Goss performed with the Gilbert and Sullivan groups "The Magic of Gilbert and Sullivan", along with former D'Oyly Carte colleagues John Ayldon, Lorraine Daniels, Patricia Leonard, Kenneth Sandford and Geoffrey Shovelton, and "The Gilbert & Sullivan Companions", together with Shovelton, Jon Ellison, Jane Metcalf and Michael Rayner. She also performed with Opera della Luna as Little Buttercup in H.M.S. Pinafore. She attended several reunions of former D'Oyly Carte artists and appeared at the International Gilbert and Sullivan Festival in Buxton, England. Goss enjoyed travel, reading, cooking and needle-work.

In 1994, she guest starred on an episode of the television series ChuckleVision, called "Gala Performance", where she played a famous opera singer.

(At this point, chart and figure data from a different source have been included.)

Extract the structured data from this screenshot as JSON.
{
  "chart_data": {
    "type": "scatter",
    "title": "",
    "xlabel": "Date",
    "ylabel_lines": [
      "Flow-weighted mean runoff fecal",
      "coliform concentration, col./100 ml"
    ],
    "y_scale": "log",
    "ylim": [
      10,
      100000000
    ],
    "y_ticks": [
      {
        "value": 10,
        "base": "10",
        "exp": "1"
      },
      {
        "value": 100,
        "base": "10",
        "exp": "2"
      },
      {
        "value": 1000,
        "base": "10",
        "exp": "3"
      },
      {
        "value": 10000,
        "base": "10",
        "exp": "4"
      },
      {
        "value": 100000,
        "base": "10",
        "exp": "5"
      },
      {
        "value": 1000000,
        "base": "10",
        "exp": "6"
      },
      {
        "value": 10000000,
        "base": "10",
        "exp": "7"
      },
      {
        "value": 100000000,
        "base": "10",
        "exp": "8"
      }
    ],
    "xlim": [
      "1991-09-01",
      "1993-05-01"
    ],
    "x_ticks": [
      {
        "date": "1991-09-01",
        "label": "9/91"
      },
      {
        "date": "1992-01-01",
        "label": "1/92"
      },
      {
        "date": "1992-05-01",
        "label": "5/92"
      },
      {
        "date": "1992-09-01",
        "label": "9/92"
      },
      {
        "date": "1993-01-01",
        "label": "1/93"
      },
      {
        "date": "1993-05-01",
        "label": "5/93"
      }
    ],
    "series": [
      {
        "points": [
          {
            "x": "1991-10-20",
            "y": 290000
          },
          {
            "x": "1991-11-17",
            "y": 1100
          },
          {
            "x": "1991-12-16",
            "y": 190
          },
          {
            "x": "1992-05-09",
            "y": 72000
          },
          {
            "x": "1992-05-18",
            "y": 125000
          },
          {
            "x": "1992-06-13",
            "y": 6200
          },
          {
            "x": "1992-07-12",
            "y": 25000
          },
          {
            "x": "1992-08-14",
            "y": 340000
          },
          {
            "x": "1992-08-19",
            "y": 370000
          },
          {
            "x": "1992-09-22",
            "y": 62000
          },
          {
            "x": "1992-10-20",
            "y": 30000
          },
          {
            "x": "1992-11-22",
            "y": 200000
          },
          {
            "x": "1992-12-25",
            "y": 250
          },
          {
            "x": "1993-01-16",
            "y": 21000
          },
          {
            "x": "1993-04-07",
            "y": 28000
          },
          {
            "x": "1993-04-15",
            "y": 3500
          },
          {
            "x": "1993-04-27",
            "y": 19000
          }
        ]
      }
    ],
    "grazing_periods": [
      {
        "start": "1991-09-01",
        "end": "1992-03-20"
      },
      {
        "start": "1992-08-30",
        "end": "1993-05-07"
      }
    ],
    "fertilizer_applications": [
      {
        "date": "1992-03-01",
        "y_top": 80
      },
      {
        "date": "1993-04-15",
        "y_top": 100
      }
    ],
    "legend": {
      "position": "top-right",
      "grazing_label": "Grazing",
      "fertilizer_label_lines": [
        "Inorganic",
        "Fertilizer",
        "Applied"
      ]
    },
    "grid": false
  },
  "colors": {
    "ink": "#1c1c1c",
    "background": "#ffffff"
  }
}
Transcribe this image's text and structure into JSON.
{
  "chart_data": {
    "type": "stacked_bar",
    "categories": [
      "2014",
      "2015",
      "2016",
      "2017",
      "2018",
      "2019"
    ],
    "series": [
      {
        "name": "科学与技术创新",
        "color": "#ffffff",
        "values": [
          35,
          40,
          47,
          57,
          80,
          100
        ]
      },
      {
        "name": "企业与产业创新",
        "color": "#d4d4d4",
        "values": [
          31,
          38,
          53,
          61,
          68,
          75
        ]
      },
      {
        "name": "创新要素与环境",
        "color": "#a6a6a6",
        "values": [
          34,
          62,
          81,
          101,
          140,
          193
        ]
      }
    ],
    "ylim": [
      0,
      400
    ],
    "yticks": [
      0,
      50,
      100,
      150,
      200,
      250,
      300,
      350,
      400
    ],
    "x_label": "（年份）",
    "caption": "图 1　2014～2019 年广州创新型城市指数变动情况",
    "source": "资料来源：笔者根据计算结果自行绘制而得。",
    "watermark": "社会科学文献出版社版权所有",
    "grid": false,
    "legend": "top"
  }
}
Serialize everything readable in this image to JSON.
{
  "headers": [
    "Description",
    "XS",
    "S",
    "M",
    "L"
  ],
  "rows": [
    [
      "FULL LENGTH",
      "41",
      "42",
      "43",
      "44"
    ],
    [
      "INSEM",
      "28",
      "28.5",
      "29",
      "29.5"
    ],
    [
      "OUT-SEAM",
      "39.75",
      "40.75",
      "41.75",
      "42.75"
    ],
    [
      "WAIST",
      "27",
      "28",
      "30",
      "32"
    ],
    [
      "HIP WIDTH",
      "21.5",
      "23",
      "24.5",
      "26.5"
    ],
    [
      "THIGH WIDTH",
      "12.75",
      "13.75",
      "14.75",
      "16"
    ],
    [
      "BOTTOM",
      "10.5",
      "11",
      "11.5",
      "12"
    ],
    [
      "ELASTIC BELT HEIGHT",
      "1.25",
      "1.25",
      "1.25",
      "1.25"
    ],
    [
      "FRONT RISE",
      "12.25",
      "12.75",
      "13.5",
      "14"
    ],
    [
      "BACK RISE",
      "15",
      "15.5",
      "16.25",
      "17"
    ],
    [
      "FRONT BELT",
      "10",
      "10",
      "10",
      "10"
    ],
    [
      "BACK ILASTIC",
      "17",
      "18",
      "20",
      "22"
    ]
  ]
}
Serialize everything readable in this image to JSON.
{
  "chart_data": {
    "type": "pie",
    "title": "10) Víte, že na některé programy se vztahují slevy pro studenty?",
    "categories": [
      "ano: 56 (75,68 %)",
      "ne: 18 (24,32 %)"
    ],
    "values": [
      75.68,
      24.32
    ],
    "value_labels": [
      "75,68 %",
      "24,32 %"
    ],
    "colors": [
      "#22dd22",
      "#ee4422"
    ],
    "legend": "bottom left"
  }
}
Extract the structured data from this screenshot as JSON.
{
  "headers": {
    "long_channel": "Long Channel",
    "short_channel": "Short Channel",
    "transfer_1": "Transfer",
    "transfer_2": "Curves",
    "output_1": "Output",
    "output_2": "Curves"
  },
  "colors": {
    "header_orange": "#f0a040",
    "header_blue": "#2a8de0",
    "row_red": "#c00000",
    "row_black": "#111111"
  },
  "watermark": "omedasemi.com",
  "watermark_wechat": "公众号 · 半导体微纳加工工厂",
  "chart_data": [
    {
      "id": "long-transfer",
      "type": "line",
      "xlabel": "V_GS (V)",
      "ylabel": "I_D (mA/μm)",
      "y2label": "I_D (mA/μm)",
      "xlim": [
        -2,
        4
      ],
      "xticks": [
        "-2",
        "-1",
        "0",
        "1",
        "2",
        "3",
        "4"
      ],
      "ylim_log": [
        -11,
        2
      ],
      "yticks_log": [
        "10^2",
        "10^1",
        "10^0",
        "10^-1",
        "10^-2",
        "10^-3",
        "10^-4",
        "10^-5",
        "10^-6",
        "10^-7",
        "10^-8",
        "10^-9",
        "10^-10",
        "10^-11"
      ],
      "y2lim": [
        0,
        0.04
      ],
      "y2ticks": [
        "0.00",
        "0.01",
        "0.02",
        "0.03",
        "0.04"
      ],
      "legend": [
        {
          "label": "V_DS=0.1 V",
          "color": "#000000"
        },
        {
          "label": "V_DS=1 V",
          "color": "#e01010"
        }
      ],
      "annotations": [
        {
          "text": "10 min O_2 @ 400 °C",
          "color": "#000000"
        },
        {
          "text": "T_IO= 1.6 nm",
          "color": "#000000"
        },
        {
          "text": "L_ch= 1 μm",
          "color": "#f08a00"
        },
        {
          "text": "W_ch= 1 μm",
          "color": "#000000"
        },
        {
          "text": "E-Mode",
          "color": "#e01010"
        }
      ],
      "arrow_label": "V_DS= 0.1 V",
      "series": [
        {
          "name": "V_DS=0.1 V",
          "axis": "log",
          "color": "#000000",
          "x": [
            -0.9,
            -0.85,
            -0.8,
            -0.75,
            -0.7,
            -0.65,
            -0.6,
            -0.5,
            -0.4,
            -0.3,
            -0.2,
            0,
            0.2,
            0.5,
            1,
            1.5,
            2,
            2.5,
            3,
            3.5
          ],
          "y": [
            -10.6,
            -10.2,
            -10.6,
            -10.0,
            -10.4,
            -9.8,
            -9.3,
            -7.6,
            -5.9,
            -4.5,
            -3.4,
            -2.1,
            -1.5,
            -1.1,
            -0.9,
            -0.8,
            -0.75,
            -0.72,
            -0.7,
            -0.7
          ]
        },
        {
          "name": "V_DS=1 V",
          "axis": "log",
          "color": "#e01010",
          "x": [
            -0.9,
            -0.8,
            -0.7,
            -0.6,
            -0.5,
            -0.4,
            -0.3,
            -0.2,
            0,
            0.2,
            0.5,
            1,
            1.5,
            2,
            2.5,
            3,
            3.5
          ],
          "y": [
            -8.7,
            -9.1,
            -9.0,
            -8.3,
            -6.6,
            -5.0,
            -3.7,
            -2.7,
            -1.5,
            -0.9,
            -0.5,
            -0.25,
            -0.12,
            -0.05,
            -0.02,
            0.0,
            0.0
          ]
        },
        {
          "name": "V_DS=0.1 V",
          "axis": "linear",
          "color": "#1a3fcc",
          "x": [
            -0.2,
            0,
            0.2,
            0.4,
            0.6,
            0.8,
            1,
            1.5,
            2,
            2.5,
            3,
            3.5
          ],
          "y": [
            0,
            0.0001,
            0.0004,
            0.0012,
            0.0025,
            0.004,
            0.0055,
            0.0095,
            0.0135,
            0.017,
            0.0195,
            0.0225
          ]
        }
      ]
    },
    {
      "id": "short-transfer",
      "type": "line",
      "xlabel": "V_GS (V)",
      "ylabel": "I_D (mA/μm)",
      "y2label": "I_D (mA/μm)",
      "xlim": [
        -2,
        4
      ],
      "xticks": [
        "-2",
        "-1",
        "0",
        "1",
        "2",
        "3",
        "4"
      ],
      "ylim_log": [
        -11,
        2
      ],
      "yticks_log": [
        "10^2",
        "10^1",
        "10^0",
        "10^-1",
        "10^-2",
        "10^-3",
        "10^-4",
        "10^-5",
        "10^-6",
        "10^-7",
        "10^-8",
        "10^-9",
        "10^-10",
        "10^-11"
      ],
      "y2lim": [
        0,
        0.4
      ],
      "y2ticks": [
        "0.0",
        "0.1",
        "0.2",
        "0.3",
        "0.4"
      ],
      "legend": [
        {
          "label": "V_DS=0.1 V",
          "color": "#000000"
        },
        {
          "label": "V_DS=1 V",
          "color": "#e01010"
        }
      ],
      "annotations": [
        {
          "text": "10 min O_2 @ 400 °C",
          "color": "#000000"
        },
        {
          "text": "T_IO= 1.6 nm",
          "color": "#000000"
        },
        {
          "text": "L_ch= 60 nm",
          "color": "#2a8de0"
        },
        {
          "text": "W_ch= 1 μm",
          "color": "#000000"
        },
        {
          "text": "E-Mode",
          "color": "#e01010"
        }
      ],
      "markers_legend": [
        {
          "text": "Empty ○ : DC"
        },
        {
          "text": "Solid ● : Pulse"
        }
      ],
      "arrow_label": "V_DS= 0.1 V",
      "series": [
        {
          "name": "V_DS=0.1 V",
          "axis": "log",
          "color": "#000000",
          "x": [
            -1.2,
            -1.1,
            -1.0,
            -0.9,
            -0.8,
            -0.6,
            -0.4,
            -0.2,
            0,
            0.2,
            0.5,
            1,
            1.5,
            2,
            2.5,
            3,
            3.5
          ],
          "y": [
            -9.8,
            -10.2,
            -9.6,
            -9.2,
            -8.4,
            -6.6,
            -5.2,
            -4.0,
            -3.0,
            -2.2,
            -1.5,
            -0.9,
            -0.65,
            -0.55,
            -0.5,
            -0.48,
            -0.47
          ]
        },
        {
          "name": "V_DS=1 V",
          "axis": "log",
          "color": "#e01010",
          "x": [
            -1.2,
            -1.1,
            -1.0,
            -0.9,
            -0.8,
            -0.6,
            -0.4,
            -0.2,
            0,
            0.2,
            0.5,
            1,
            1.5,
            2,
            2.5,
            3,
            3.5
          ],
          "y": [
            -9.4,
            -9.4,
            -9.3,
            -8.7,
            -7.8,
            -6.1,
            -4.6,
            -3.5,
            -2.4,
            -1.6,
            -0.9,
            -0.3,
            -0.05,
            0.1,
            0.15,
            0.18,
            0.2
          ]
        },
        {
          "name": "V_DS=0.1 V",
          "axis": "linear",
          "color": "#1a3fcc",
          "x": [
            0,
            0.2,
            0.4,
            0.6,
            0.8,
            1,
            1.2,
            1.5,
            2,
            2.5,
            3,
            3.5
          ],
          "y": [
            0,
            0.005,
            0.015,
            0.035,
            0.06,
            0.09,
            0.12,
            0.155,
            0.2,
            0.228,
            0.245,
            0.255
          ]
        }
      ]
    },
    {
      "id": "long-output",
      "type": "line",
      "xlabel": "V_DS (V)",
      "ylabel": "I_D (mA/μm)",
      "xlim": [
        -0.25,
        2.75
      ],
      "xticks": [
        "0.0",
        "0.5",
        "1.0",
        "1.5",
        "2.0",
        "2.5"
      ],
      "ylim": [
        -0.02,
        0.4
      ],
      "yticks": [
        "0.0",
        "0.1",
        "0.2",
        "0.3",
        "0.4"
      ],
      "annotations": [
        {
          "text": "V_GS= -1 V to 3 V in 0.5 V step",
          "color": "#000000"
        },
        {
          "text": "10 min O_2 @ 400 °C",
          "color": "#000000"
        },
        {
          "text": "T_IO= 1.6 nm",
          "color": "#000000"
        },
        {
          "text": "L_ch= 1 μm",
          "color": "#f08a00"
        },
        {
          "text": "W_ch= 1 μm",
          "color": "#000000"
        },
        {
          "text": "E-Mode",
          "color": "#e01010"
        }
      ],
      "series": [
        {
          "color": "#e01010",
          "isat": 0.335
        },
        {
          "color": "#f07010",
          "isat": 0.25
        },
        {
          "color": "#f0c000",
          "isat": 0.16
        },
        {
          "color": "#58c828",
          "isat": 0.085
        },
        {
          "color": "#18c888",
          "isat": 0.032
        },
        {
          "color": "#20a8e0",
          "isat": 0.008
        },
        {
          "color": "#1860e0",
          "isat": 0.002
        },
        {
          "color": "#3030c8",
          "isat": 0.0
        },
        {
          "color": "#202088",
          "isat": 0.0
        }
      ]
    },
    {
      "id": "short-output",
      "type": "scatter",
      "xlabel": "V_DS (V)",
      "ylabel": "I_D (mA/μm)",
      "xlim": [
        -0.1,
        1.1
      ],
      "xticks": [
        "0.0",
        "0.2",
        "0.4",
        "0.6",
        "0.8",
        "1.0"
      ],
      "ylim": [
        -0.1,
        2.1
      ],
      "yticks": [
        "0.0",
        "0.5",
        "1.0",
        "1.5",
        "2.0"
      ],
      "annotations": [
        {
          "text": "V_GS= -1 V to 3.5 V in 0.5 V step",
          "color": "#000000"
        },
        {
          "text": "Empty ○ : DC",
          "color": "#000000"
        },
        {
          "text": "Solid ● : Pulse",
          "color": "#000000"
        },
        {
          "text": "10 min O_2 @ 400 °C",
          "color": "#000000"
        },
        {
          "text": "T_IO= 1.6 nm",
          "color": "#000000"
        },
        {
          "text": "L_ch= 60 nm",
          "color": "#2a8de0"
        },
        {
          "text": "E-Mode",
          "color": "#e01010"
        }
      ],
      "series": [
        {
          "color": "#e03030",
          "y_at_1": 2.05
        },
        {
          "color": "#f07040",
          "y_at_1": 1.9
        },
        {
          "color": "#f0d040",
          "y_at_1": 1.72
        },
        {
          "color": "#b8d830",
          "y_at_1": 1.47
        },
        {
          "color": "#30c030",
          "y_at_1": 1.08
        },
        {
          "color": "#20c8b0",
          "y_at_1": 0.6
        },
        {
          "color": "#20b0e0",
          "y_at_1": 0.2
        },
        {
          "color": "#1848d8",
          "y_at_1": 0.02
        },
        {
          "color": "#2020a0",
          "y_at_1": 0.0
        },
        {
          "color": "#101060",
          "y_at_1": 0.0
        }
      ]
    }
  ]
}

Goss died in England on 5 August 2023.

==Recordings==
Among Goss's recordings are a number of Gilbert and Sullivan operas with the D'Oyly Carte Opera Company, including the roles of Plaintiff in Trial (1975), Nekaya in Utopia (1976), Julia in The Grand Duke (1976), Casilda in The Gondoliers (1977), and Laetitia Grinder in The Zoo (1978), and excerpts from The Gondoliers and Ruddigore in a 1970 recording with the company called "Songs and Snatches".